О, что за город это! Что за прелесть гулять по светло-сумеречной Варшаве, где пан поляк родился и где он мечтает умереть. Легкий туман, скупое предзимнее тепло, чарочка вина и полное удовольствие от жизни, от беседы с человеком, которого ценишь и даже, кажется, любишь. Нет, не как мужчину, конечно! Пан поляк всех этих нынешних непотребств и на дух не выносит! А любишь как собрата, как, может, какого-то героя, как самого себя, вдруг нежданно в другом теле и в другом обличье очутившегося, как… как…

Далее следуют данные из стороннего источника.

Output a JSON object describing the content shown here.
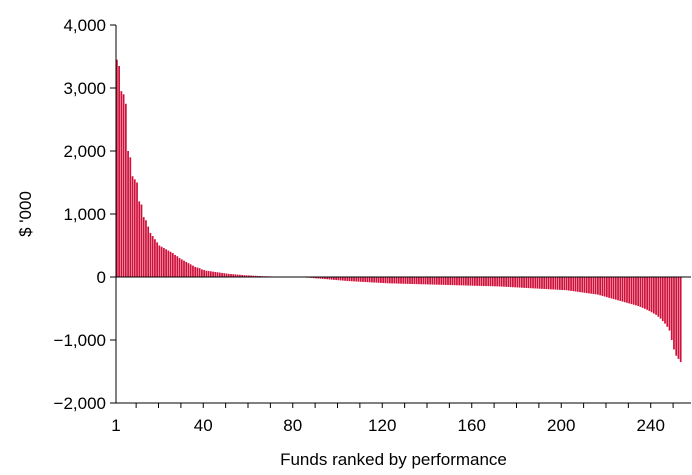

Как именно, пан поляк не умеет сказать, и хозяин с работником молча идут по улице дальше. Идут они всегда одним и тем же путем. Путь этот ведет не к дому, потому что домой положено возвращаться только после прогулки. И прогулка эта всем прекрасна, а дурна одним лишь: с некоторых пор привкус горечи повисает и висит, дрожа, на нижней губе пана поляка, как пленочка из камыша, которой в детстве мать заклеивала ему пораненные губы. Причем привкус этот меняется, то совсем пропадает, то становится резче, въедливей. И тогда – всегда в одних и тех же местах – придвигается к пану поляку вплотную и встает у него за спиной неясная тревога. Так, когда проходят они неспешно – оба крепкие, оба очень высокие, хотя пан русский значительно стройней и жилистей пана поляка, – когда проходят они по Краковскому предместью, почти никакой тревоги нет. Но стоит миновать им магазин музыкальных принадлежностей, возле которого пан поляк всегда делает один и тот же жест – разводит руками, словно бы говоря: что поделаешь, и такие гробы со струнами кому-то нужны, – стоит миновать им магазин, как тревога серо-огненной рысью мягко кидается сзади пану поляку на плечи. Он даже несколько раз оборачивался, но ничего, конечно, не увидел. А вот когда проходят они мимо памятника Мицкевичу, тревога пана поляка покидает совсем, и он, шутя, грозит пану русскому пальцем и иногда рассказывает о том, как недальновидно поступил кто-то из русских царей, то ли Николай, то ли Александр – пан поляк не помнит точно кто, – когда памятник Мицкевичу возвести разрешил, но повелел обнести его далеко вперед выступающей и ненужной оградой. Чтобы не толклись, дескать, на постамент не влезали, речей не произносили. А почему бы и не сказать слова, если слово то от души?
Сразу за памятником Мицкевичу тревога вновь крепко взнуздывает пана поляка и до самой Крулев-ской площади его не отпускает. И тут уже пан русский манит пана поляка своим розовым, головастым, насквозь пробитым шилом (отчего на ногте есть черное пятно) пальцем. Потому что здесь пан поляк всегда в нерешительности останавливается. Может, тревога исходит оттуда, из замка? Нет, непохоже. И после недолгих препираний: «Пойдет пан? – Нец, час до дому. – Пан кидае своего пшиятеля? – Не кидае, але… – Тоди горазд, якщо пан грэбуе… – О, як пану не сором»… И после препираний недолгих они впритирку друг к другу быстро входят в замковый музей и идут его анфиладами. Они идут всегда в одном направлении и останавливаются всегда в одном и том же зале. Сначала служители и охрана принимали их за провинциалов, потом за русских «рэксов», но в конце концов установился взгляд, что это начинающие коллекционеры, быть может, дядя и племянник, и вздрагивать при их стремительной через все залы проходке перестали.